Pour le personnage de Moll, qui tombe amoureuse d'un homme mystérieux, Michael Pearce recherchait une actrice qui pourrait jouer une femme d’apparence effacée chez qui couve un feu intérieur. "On a envie que Moll s’échappe de cette prison où elle est enfermée, mais on est effrayé par la trajectoire dans laquelle elle s’engage. Il me fallait une comédienne capable d’exprimer les tensions et les pressions que subit Moll", raconte-t-il. C'est pour cette raison que Jessie Buckley, qui venait d’achever le tournage de la série Guerre et paix pour la BBC, a été choisie.
Si Jersey Affair ne se déroule pas à une époque précise, Michael Pearce (II) ne voulait pas non plus que le spectateur ait le sentiment que son histoire se passe de nos jours. Le metteur en scène souhaitait au contraire instaurer un climat plus atemporel et nostalgique. Il confie : "Je me suis dit que cette atmosphère était plus propice à la dimension de fable et de conte de fée que je cherchais à installer. Par conséquent, je me suis inspiré de mes souvenirs d’enfance sur l’île, dans les années 80, pour chacun des éléments de la mise en scène – décors, costumes, angles de prises de vue, palette de couleurs – et j’ai essayé d’insuffler cette atmosphère au film."
En compagnie de son directeur de la photographie Benjamin Kracun, Michael Pearce a cherché à créer deux univers différents : la « prison » où Moll se retrouve enfermée – son milieu familial, ses rapports avec la police et la petite communauté – et le monde plus libre de Pascal. "Le premier est rigide, conservateur et étouffant, si bien qu’on a privilégié les décors aux lignes géométriques et les mouvements de caméra stabilisés, quelques effets de zooms assez lents et des compositions très sophistiquées. Le second est plus organique et vivant : on a tourné caméra à l’épaule en mettant en valeur les matières naturelles. Notre démarche a été semblable au montage : le rythme est plus soutenu quand Moll est prise au piège, et dès lors qu’elle est avec Pascal, on a davantage une impression de flottement", précise le metteur en scène.

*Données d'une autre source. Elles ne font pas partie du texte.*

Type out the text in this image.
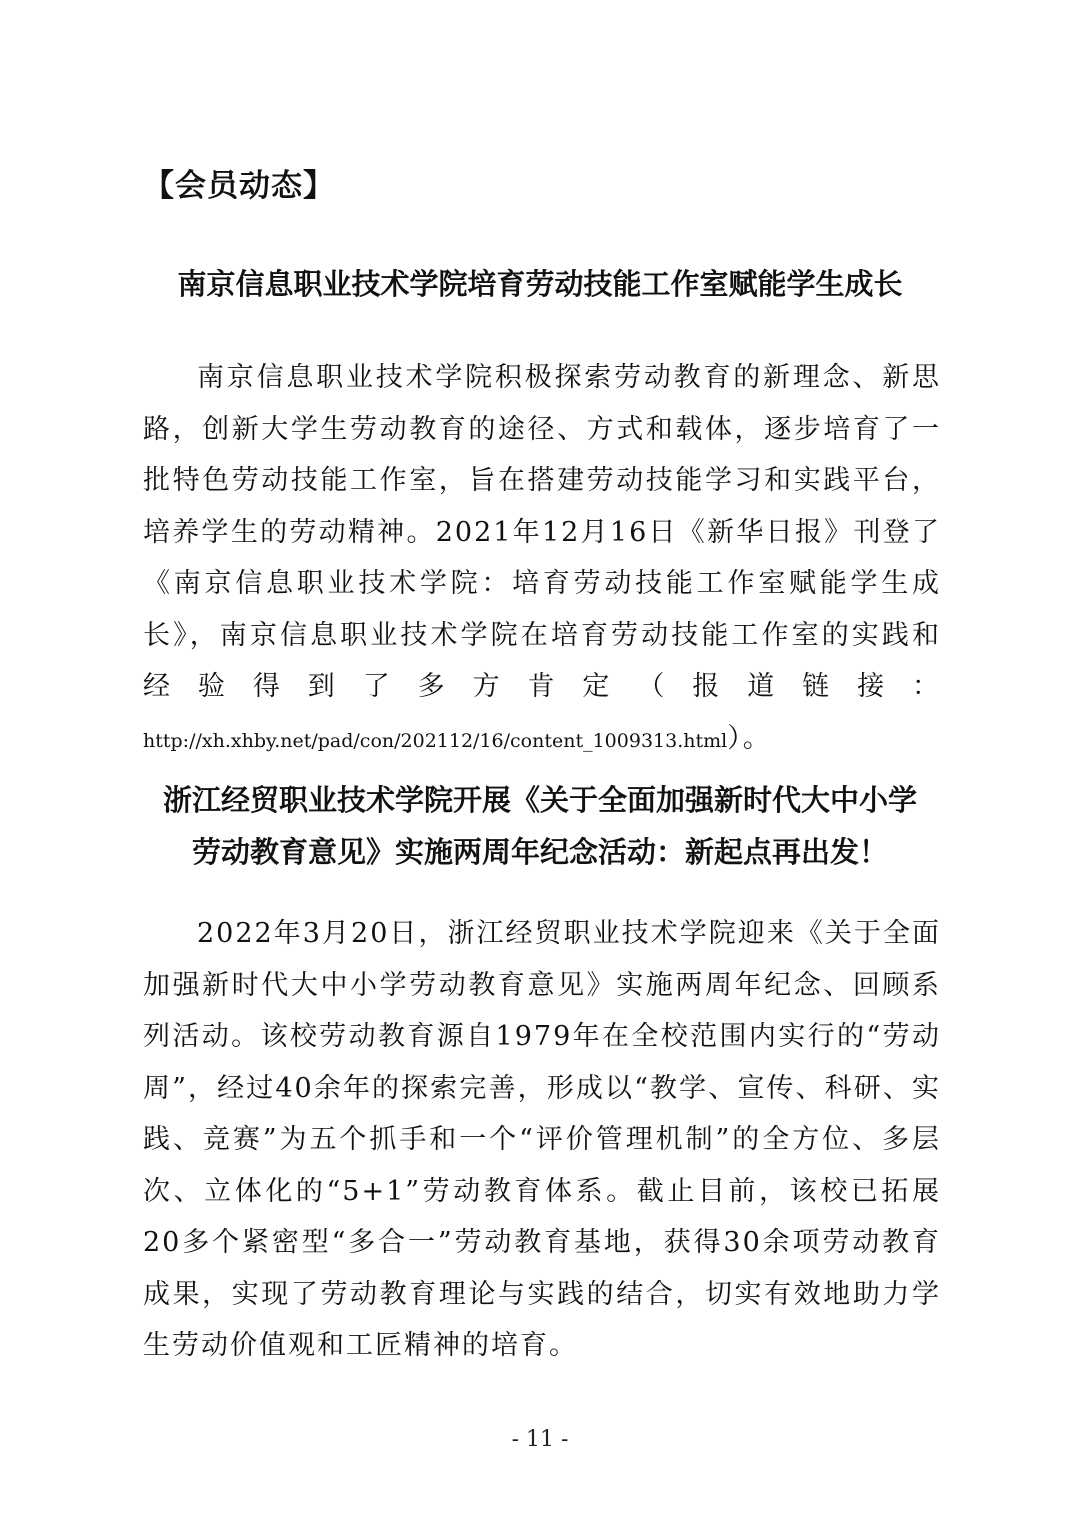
【会员动态】
南京信息职业技术学院培育劳动技能工作室赋能学生成长

南京信息职业技术学院积极探索劳动教育的新理念、新思路，创新大学生劳动教育的途径、方式和载体，逐步培育了一批特色劳动技能工作室，旨在搭建劳动技能学习和实践平台，培养学生的劳动精神。2021年12月16日《新华日报》刊登了《南京信息职业技术学院：培育劳动技能工作室赋能学生成长》，南京信息职业技术学院在培育劳动技能工作室的实践和经验得到了多方肯定（报道链接：http://xh.xhby.net/pad/con/202112/16/content_1009313.html）。

浙江经贸职业技术学院开展《关于全面加强新时代大中小学
劳动教育意见》实施两周年纪念活动：新起点再出发！

2022年3月20日，浙江经贸职业技术学院迎来《关于全面加强新时代大中小学劳动教育意见》实施两周年纪念、回顾系列活动。该校劳动教育源自1979年在全校范围内实行的“劳动周”，经过40余年的探索完善，形成以“教学、宣传、科研、实践、竞赛”为五个抓手和一个“评价管理机制”的全方位、多层次、立体化的“5+1”劳动教育体系。截止目前，该校已拓展20多个紧密型“多合一”劳动教育基地，获得30余项劳动教育成果，实现了劳动教育理论与实践的结合，切实有效地助力学生劳动价值观和工匠精神的培育。

- 11 -
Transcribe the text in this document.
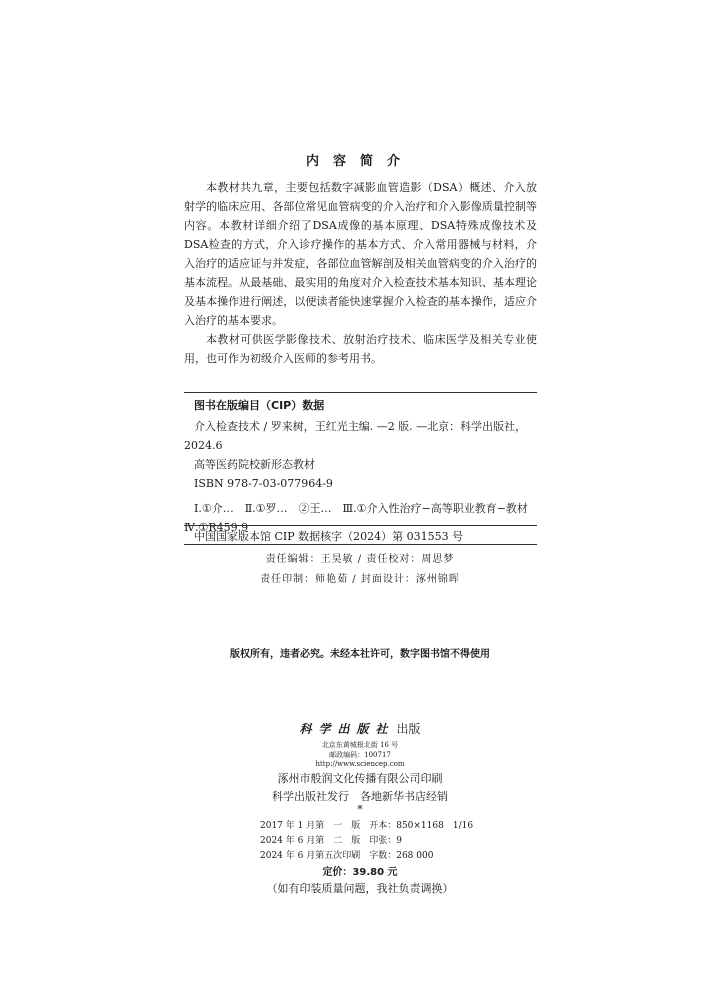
内容简介

本教材共九章，主要包括数字减影血管造影（DSA）概述、介入放射学的临床应用、各部位常见血管病变的介入治疗和介入影像质量控制等内容。本教材详细介绍了DSA成像的基本原理、DSA特殊成像技术及DSA检查的方式，介入诊疗操作的基本方式、介入常用器械与材料，介入治疗的适应证与并发症，各部位血管解剖及相关血管病变的介入治疗的基本流程。从最基础、最实用的角度对介入检查技术基本知识、基本理论及基本操作进行阐述，以便读者能快速掌握介入检查的基本操作，适应介入治疗的基本要求。

本教材可供医学影像技术、放射治疗技术、临床医学及相关专业使用，也可作为初级介入医师的参考用书。

图书在版编目（CIP）数据
介入检查技术 / 罗来树，王红光主编. —2 版. —北京：科学出版社，
2024.6
高等医药院校新形态教材
ISBN 978-7-03-077964-9
Ⅰ.①介…　Ⅱ.①罗…　②王…　Ⅲ.①介入性治疗−高等职业教育−教材
Ⅳ.①R459.9
中国国家版本馆 CIP 数据核字（2024）第 031553 号
责任编辑：王昊敏 / 责任校对：周思梦
责任印制：师艳茹 / 封面设计：涿州锦晖
版权所有，违者必究。未经本社许可，数字图书馆不得使用
科学出版社 出版
北京东黄城根北街 16 号
邮政编码：100717
http://www.sciencep.com
涿州市般润文化传播有限公司印刷
科学出版社发行　各地新华书店经销
*
2017 年 1 月第　一　版　开本：850×1168　1/16
2024 年 6 月第　二　版　印张：9
2024 年 6 月第五次印刷　字数：268 000
定价：39.80 元
（如有印装质量问题，我社负责调换）
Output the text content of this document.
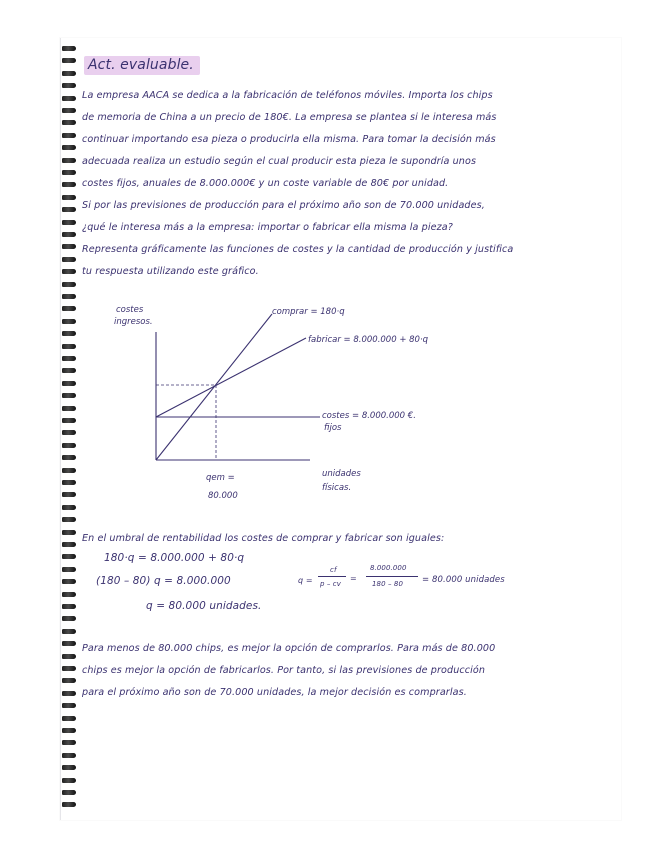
Act. evaluable.
La empresa AACA se dedica a la fabricación de teléfonos móviles. Importa los chips
de memoria de China a un precio de 180€. La empresa se plantea si le interesa más
continuar importando esa pieza o producirla ella misma. Para tomar la decisión más
adecuada realiza un estudio según el cual producir esta pieza le supondría unos
costes fijos, anuales de 8.000.000€ y un coste variable de 80€ por unidad.
Si por las previsiones de producción para el próximo año son de 70.000 unidades,
¿qué le interesa más a la empresa: importar o fabricar ella misma la pieza?
Representa gráficamente las funciones de costes y la cantidad de producción y justifica
tu respuesta utilizando este gráfico.
costes
ingresos.
comprar = 180·q
fabricar = 8.000.000 + 80·q
costes = 8.000.000 €.
fijos
unidades
físicas.
qem =
80.000
En el umbral de rentabilidad los costes de comprar y fabricar son iguales:
180·q = 8.000.000 + 80·q
(180 – 80) q = 8.000.000
q = 80.000 unidades.
q =
cf
p – cv
=
8.000.000
180 – 80 = 80.000 unidades
Para menos de 80.000 chips, es mejor la opción de comprarlos. Para más de 80.000
chips es mejor la opción de fabricarlos. Por tanto, si las previsiones de producción
para el próximo año son de 70.000 unidades, la mejor decisión es comprarlas.
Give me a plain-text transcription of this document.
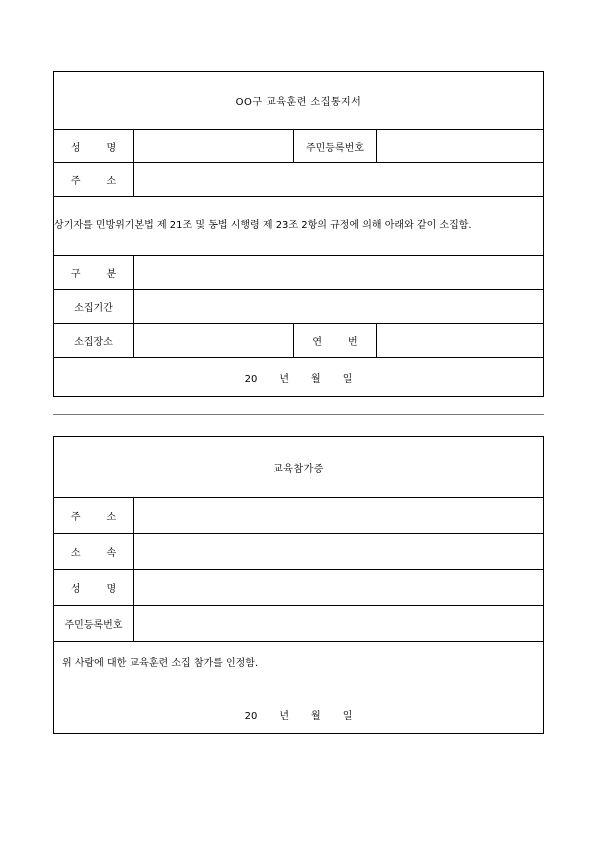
OO구 교육훈련 소집통지서			
성 명		주민등록번호	
주 소			
상기자를 민방위기본법 제 21조 및 동법 시행령 제 23조 2항의 규정에 의해 아래와 같이 소집함.			
구 분			
소집기간			
소집장소		연 번	
20 년 월 일			
교육참가증	
주 소	
소 속	
성 명	
주민등록번호	

위 사람에 대한 교육훈련 소집 참가를 인정함.
20 년 월 일	
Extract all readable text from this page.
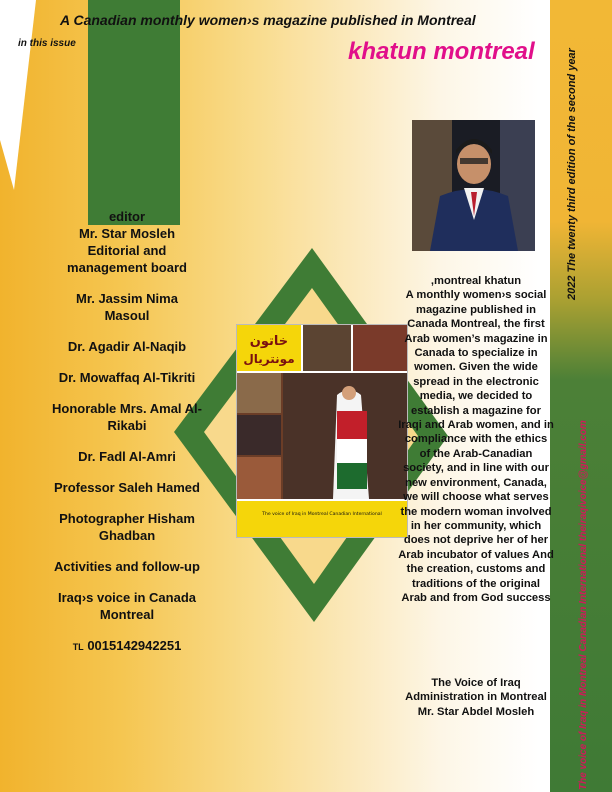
A Canadian monthly women›s magazine published in Montreal
in this issue	khatun montreal	2022 The twenty third edition of the second year
The voice of Iraq in Montreal Canadian International theiraqivoice@gmail.com
خاتون
مونتريال
The voice of Iraq in Montreal Canadian International
editor
Mr. Star Mosleh
Editorial and management board
Mr. Jassim Nima Masoul
Dr. Agadir Al-Naqib
Dr. Mowaffaq Al-Tikriti
Honorable Mrs. Amal Al-Rikabi
Dr. Fadl Al-Amri
Professor Saleh Hamed
Photographer Hisham Ghadban
Activities and follow-up
Iraq›s voice in Canada Montreal
TL 0015142942251
,montreal khatun
A monthly women›s social magazine published in Canada Montreal, the first Arab women’s magazine in Canada to specialize in women. Given the wide spread in the electronic media, we decided to establish a magazine for Iraqi and Arab women, and in compliance with the ethics of the Arab-Canadian society, and in line with our new environment, Canada, we will choose what serves the modern woman involved in her community, which does not deprive her of her Arab incubator of values And the creation, customs and traditions of the original Arab and from God success
The Voice of Iraq
Administration in Montreal
Mr. Star Abdel Mosleh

Michael Pearce tenait à tourner à Jersey. Cela étant, et en raison du statut fiscal complexe de l'île, il aurait été trop coûteux d'y tourner l’intégralité du film. Par conséquent, après d’intenses repérages, la majorité des scènes d’intérieurs a été filmée dans le Surrey où l’architecture des maisons et le style de décoration correspondaient à l’univers feutré et conservateur de la famille de Moll. Par ailleurs, le cinéaste ne souhaitait pas faire de l’île un personnage à part entière du récit :
"Je ne souhaitais pas que le suspense soit lié aux paysages. Au contraire, je tenais à utiliser les sites les plus spectaculaires de Jersey – les falaises d’une beauté à couper le souffle, les plages préservées – comme contrepoints de l’horreur des crimes qui y sont commis. D’une certaine façon, le film est plus proche des thrillers ruraux français que des polars anglais. Il s’agissait de faire surgir le danger d’un espace rassurant et de montrer qu’une menace terrible peut se cacher sur une île paradisiaque ensoleillée", confie-t-il.